COLFAX – Robert Barber will be allowed to play football again, thanks to a ruling by a Whitman County judge.
Judge David Frazier granted an immediate stay of Washington State University’s suspension of Barber for punching another student at a party in July.
The judge ordered Barber to not attempt to contact the student he injured and to not use drugs or attend parties where drugs and alcohol are present.
Frazier’s ruling was centered on the fact that WSU’s student conduct board destroyed original questions to witnesses that Barber had submitted to the board. Barber and his attorney, Steve Graham, say the conduct board asked paraphrased versions of those questions.
“We were able to raise these technical arguments, but it’s really more than that,” Graham said. “The school is held to a high standard, just like they hold their athletes. They’ve got to follow their rules and the judge concluded that they did not.”
Frazier said that his review was limited to determining whether an agency, in this case WSU, had made an error of law. Frazier said the information presented in his court on Wednesday led to two differing stories, but that ultimately the question came down to whether Barber committed an assault or acted in self-defense.
Frazier, however, said he is bound by the student conduct board’s findings whether or not he agrees with them.
After the hearing, Barber posted a statement on his Instagram account that said, in part, “First of all I like to thank Heavenly Father for his blessing and guidance over me… My emotions are high and I am grateful. God bless, Go Cougs and alofa tele atu ia outou uma.”
Ultimately, Frazier ruled in Barber’s favor because WSU had made record-keeping errors in destroying evidence of questions submitted by Barber to be asked of witnesses and allegedly paraphrasing those questions.
Graham argued that Barber should be allowed to play football because it would cause him irreparable harm to not do so, and that Barber’s petition to have his full case reviewed in court would prevail if it were to be heard. The lawyer also claimed there were inconsistencies and procedural errors in WSU’s student conduct processes and in the school’s assertion that allowing Barber to remain on campus would be dangerous to other students.
Graham noted that the school had the power to immediately remove Barber from the university community if he was a danger to students, and that even now the school is not preventing Barber from being on campus.
Danielle Hess, the chief of the WSU division of the state attorney general’s office, made the school’s case. Hess argued that Barber did not raise an issue about the student conduct board failing to ask certain questions during the appeals process, depriving the university the chance to respond.
The school’s case rested largely on the fact Barber admitted to punching the original complainant a second time after an initial punch knocked him to the ground, and that Barber could not have felt threatened once the complainant had been knocked over.
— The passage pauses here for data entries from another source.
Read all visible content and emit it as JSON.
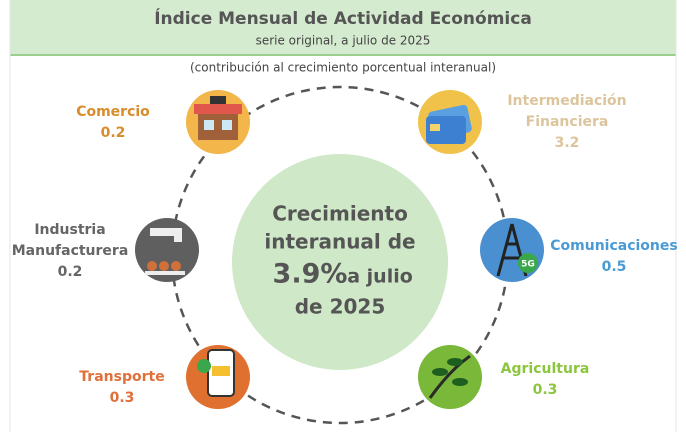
{
  "header": {
    "title": "Índice Mensual de Actividad Económica",
    "subtitle": "serie original, a julio de 2025"
  },
  "note": "(contribución al crecimiento porcentual interanual)",
  "center": {
    "lines_before": [
      "Crecimiento",
      "interanual de"
    ],
    "highlight": "3.9%",
    "after": "a julio",
    "last": "de 2025"
  },
  "sectors": [
    {
      "name": [
        "Comercio"
      ],
      "value": 0.2
    },
    {
      "name": [
        "Intermediación",
        "Financiera"
      ],
      "value": 3.2
    },
    {
      "name": [
        "Industria",
        "Manufacturera"
      ],
      "value": 0.2
    },
    {
      "name": [
        "Comunicaciones"
      ],
      "value": 0.5
    },
    {
      "name": [
        "Transporte"
      ],
      "value": 0.3
    },
    {
      "name": [
        "Agricultura"
      ],
      "value": 0.3
    }
  ]
}
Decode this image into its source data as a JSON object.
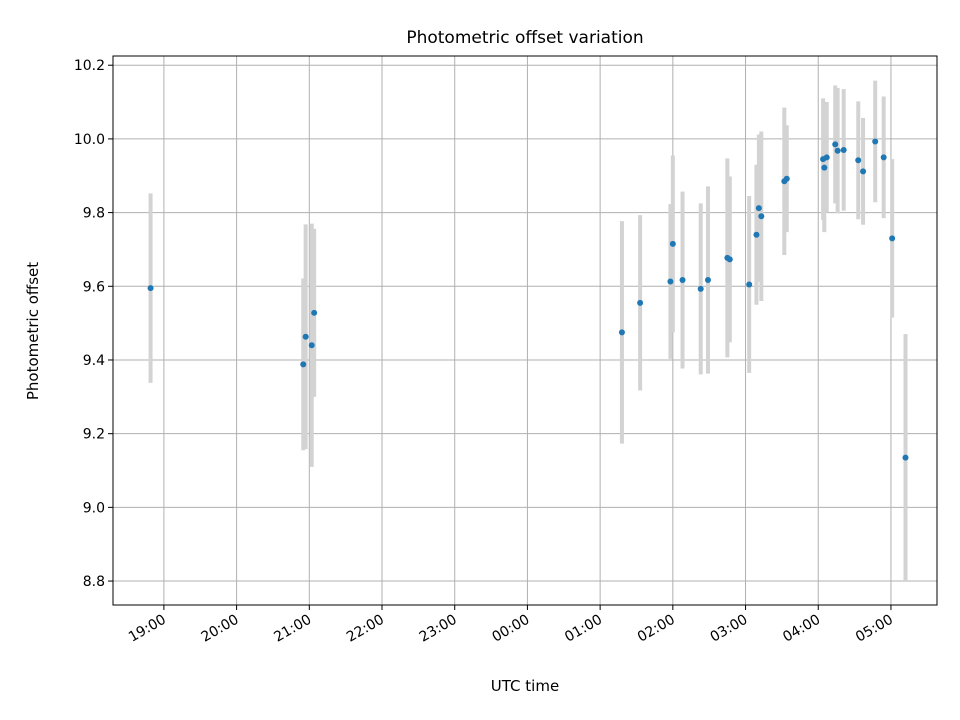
{
  "chart_data": {
    "type": "scatter",
    "title": "Photometric offset variation",
    "xlabel": "UTC time",
    "ylabel": "Photometric offset",
    "xlim": [
      "18:18",
      "05:38"
    ],
    "ylim": [
      8.735,
      10.225
    ],
    "grid": true,
    "x_ticks": [
      "19:00",
      "20:00",
      "21:00",
      "22:00",
      "23:00",
      "00:00",
      "01:00",
      "02:00",
      "03:00",
      "04:00",
      "05:00"
    ],
    "y_ticks": [
      "8.8",
      "9.0",
      "9.2",
      "9.4",
      "9.6",
      "9.8",
      "10.0",
      "10.2"
    ],
    "marker_color": "#1f77b4",
    "errorbar_color": "#d3d3d3",
    "points": [
      {
        "time": "18:49",
        "y": 9.595,
        "err": 0.257
      },
      {
        "time": "20:55",
        "y": 9.388,
        "err": 0.233
      },
      {
        "time": "20:57",
        "y": 9.463,
        "err": 0.305
      },
      {
        "time": "21:02",
        "y": 9.44,
        "err": 0.33
      },
      {
        "time": "21:04",
        "y": 9.528,
        "err": 0.228
      },
      {
        "time": "01:18",
        "y": 9.475,
        "err": 0.302
      },
      {
        "time": "01:33",
        "y": 9.555,
        "err": 0.238
      },
      {
        "time": "01:58",
        "y": 9.613,
        "err": 0.21
      },
      {
        "time": "02:00",
        "y": 9.715,
        "err": 0.24
      },
      {
        "time": "02:08",
        "y": 9.617,
        "err": 0.24
      },
      {
        "time": "02:23",
        "y": 9.593,
        "err": 0.232
      },
      {
        "time": "02:29",
        "y": 9.617,
        "err": 0.254
      },
      {
        "time": "02:45",
        "y": 9.677,
        "err": 0.27
      },
      {
        "time": "02:47",
        "y": 9.673,
        "err": 0.225
      },
      {
        "time": "03:03",
        "y": 9.605,
        "err": 0.24
      },
      {
        "time": "03:09",
        "y": 9.74,
        "err": 0.19
      },
      {
        "time": "03:11",
        "y": 9.812,
        "err": 0.2
      },
      {
        "time": "03:13",
        "y": 9.79,
        "err": 0.23
      },
      {
        "time": "03:32",
        "y": 9.885,
        "err": 0.2
      },
      {
        "time": "03:34",
        "y": 9.892,
        "err": 0.145
      },
      {
        "time": "04:04",
        "y": 9.945,
        "err": 0.165
      },
      {
        "time": "04:05",
        "y": 9.922,
        "err": 0.175
      },
      {
        "time": "04:07",
        "y": 9.95,
        "err": 0.15
      },
      {
        "time": "04:14",
        "y": 9.985,
        "err": 0.16
      },
      {
        "time": "04:16",
        "y": 9.968,
        "err": 0.17
      },
      {
        "time": "04:21",
        "y": 9.97,
        "err": 0.165
      },
      {
        "time": "04:33",
        "y": 9.942,
        "err": 0.16
      },
      {
        "time": "04:37",
        "y": 9.912,
        "err": 0.145
      },
      {
        "time": "04:47",
        "y": 9.993,
        "err": 0.165
      },
      {
        "time": "04:54",
        "y": 9.95,
        "err": 0.165
      },
      {
        "time": "05:01",
        "y": 9.73,
        "err": 0.215
      },
      {
        "time": "05:12",
        "y": 9.135,
        "err": 0.335
      }
    ]
  }
}
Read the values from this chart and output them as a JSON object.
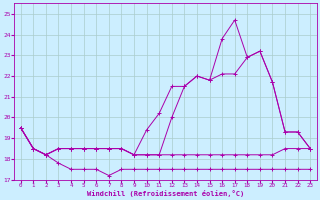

But Barber’s attorney said, “He’s a better person than the opposing counsel kind of led on. I think he’s been the victim of some exaggerations by the people who are kind of trying to tear him down a bit.”
Hess disputed that board members showed racial bias by saying Barber should be put in a “holding cell,” reading the transcript of a conversation in which board members had a confused conversation about holding Barber in a room while various parties came in and out so that Barber, the complainant and witnesses would not have to interact.
Graham disputed the innocent nature of the conversation, and asked the court to listen to a recording rather than just read the transcript.
Hess also argued that the questions Barber provided the student conduct board during the initial process were asked, and that follow-up questions show that the conduct board was interested and engaged.
Although Barber did have an adviser in football operations director Antonio Huffman, his advocates argue that Barber, who is from American Samoa, faced language and cultural barriers that made it difficult for him to understand the proceedings as they unfolded.
Hess also referenced a previous incident in which Barber repeatedly threatened an off-duty police officer. Finally, Hess argued that because the school is allowing Barber to graduate on time, he has not been caused irreparable harm.
Jack Thompson, a former quarterback at WSU and mentor to many players, showed up to support Barber, as did State Sen. Michael Baumgartner, who has publicly railed against the university’s student conduct processes and offered Barber a job in his office that would make him a liaison to school administrators.
After the hearing, Baumgartner issued a statement on Twitter. Over a series of tweets, he said, “The clear public interest to the people of WA is to have students back in class and to let criminal justice system run its course. Last year the legislature took steps to limit expulsions/suspension in K12 due to impact on students of color and social costs to public. Higher Ed should follow suit and only suspend in extreme circumstance to best steward the enormous public tax investment the people make.”
In order to show the court that irreparable harm is caused by not allowing Barber to play football, Thompson also submitted a declaration to the court stating that Barber had begun to attract NFL attention and that in his opinion – Thompson played in the NFL from 1979 through 1984 – Barber can play football professionally.
Furthermore, Thompson stated that every game he misses directly impacts the likelihood of him playing football professionally.
After the ruling, Barber spent about half an hour thanking his friends and family, about 20 of whom showed up to support him during the hearing. Then, he got in Thompson’s car and drove to WSU’s football offices to tell coach Mike Leach his starting nose tackle is back.